Stimulants — methylphenidate (Ritalin, Concerta) and dexamfetamine (Vyvanse) — are the first-line treatment and the most effective for most people. They work by increasing dopamine and norepinephrine in the prefrontal cortex. The name is misleading — they don't amp you up, they help your brain regulate attention the way it's supposed to. Most people describe the effect as "quiet." Like the mental noise just… settles.
Non-stimulants — atomoxetine (Strattera) and guanfacine (Intuniv) — are options if stimulants don't suit you, or if there are concerns about cardiovascular issues, anxiety, or substance use history. They take longer to kick in (weeks rather than hours) but work well for some people.
All Schedule 8 stimulant prescriptions in Australia require authority from your state health department. Your psychiatrist or GP handles this — but it's worth knowing that the process exists, because it can add a step to getting your script filled.
Psychology and CBT
A psychologist — ideally one experienced in adult ADHD — can help you with the stuff medication doesn't fix. That includes building organisational systems, managing emotional reactivity, addressing the shame and self-criticism that comes from years of underperforming without understanding why, and tackling comorbid anxiety or depression, which affect roughly half of adults with ADHD.
Cognitive Behavioural Therapy adapted for ADHD is the best-studied psychological approach. It targets the practical deficits — time management, task initiation, prioritisation — and the negative thought patterns that build up over decades of struggling. You get 10 Medicare-subsidised psychology sessions per year under a Mental Health Treatment Plan from your GP.

ADHD Coaching
This one's less well known but increasingly evidence-supported. An ADHD coach isn't a therapist — they're more like a personal trainer for your executive function. They work with you on concrete, day-to-day strategies: building routines, breaking projects into steps, creating external accountability systems, and figuring out what actually works for your brain.
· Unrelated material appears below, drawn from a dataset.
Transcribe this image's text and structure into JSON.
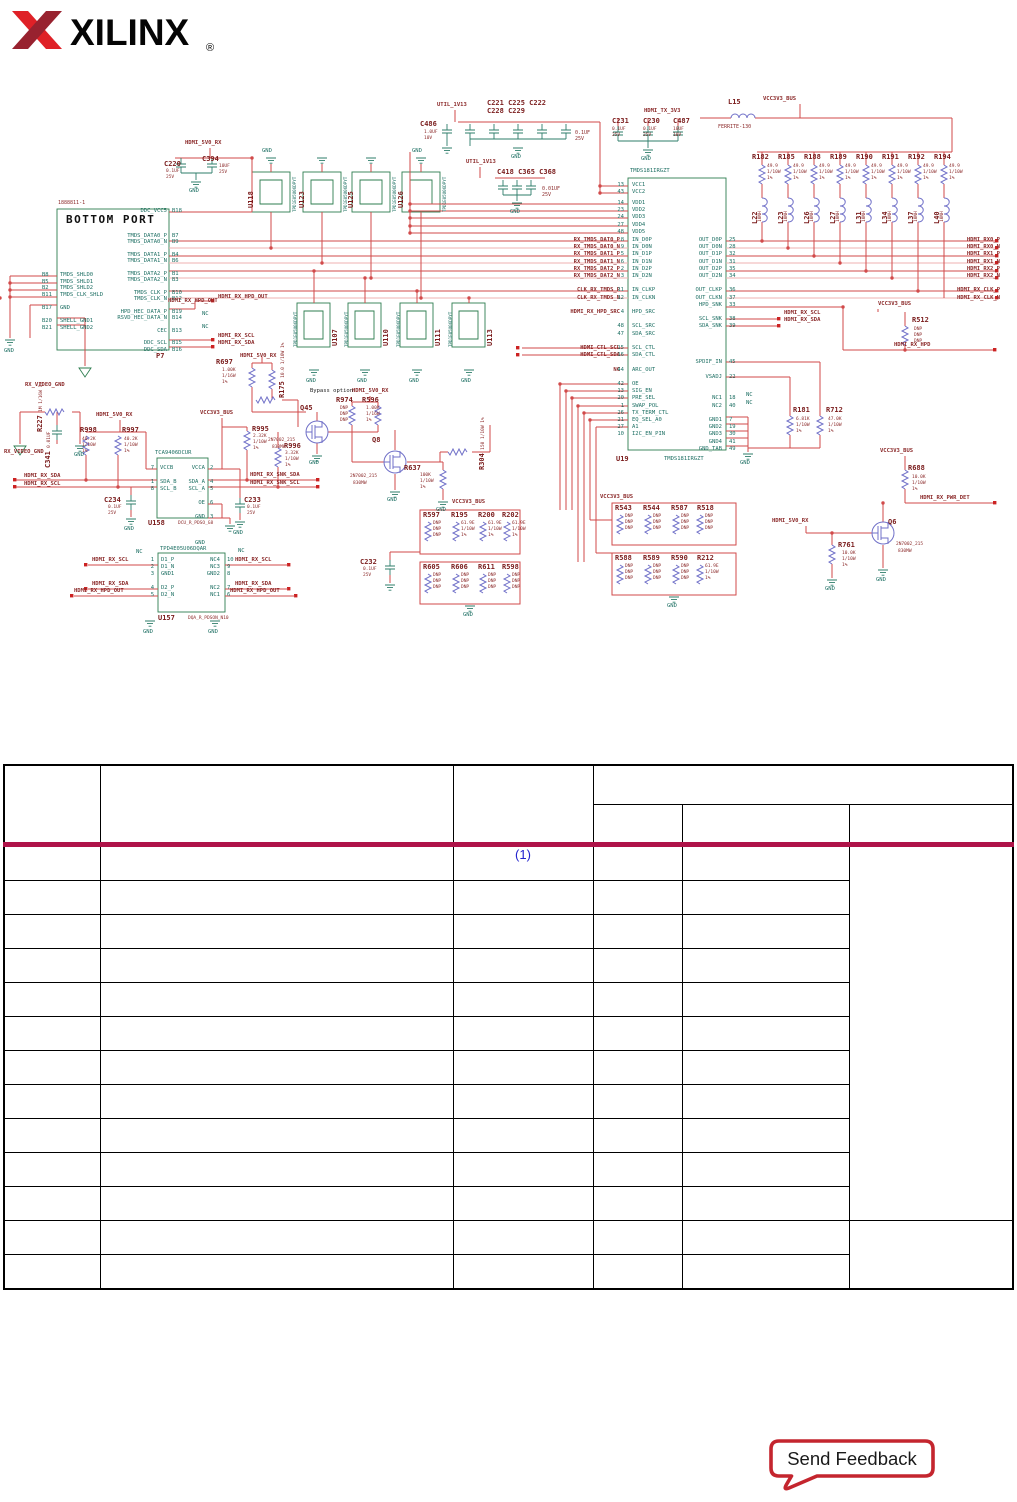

Research shows coaching improves executive functioning, goal attainment, and self-determination in adults with ADHD, with effects that hold up over time. It's particularly useful once the diagnosis dust has settled and you're past the "now what?" phase. Coaching isn't covered by Medicare, but many coaches work via telehealth and some offer sliding-scale fees.
The sweet spot for most people is medication plus either psychology or coaching — or both. Medication turns the volume down on the noise. Psychology and coaching teach you how to work with the brain you've actually got.
The Bit No One Talks About
Getting diagnosed in your late 30s or 40s is a strange experience. There's relief — finally, an explanation. There's grief — for the years you spent thinking you were lazy, or careless, or just not trying hard enough. And there's anger — at the system that missed you, at the people who told you to just try harder, at yourself for not figuring it out sooner.
All of that is normal. Sit with it.
Then do something with it. Because the data is clear: treated ADHD has dramatically better outcomes than untreated ADHD — in relationships, at work, in mental health, in basically every domain that matters.
You're not too old. You haven't left it too late. And the fact that you're reading this probably means the scaffolding is starting to creak.
Go talk to your GP.
ADHD is a neurodevelopmental condition, not a character flaw. If you recognise yourself in this article, it's worth having the conversation with a health professional. The clarity on the other side is worth the wait.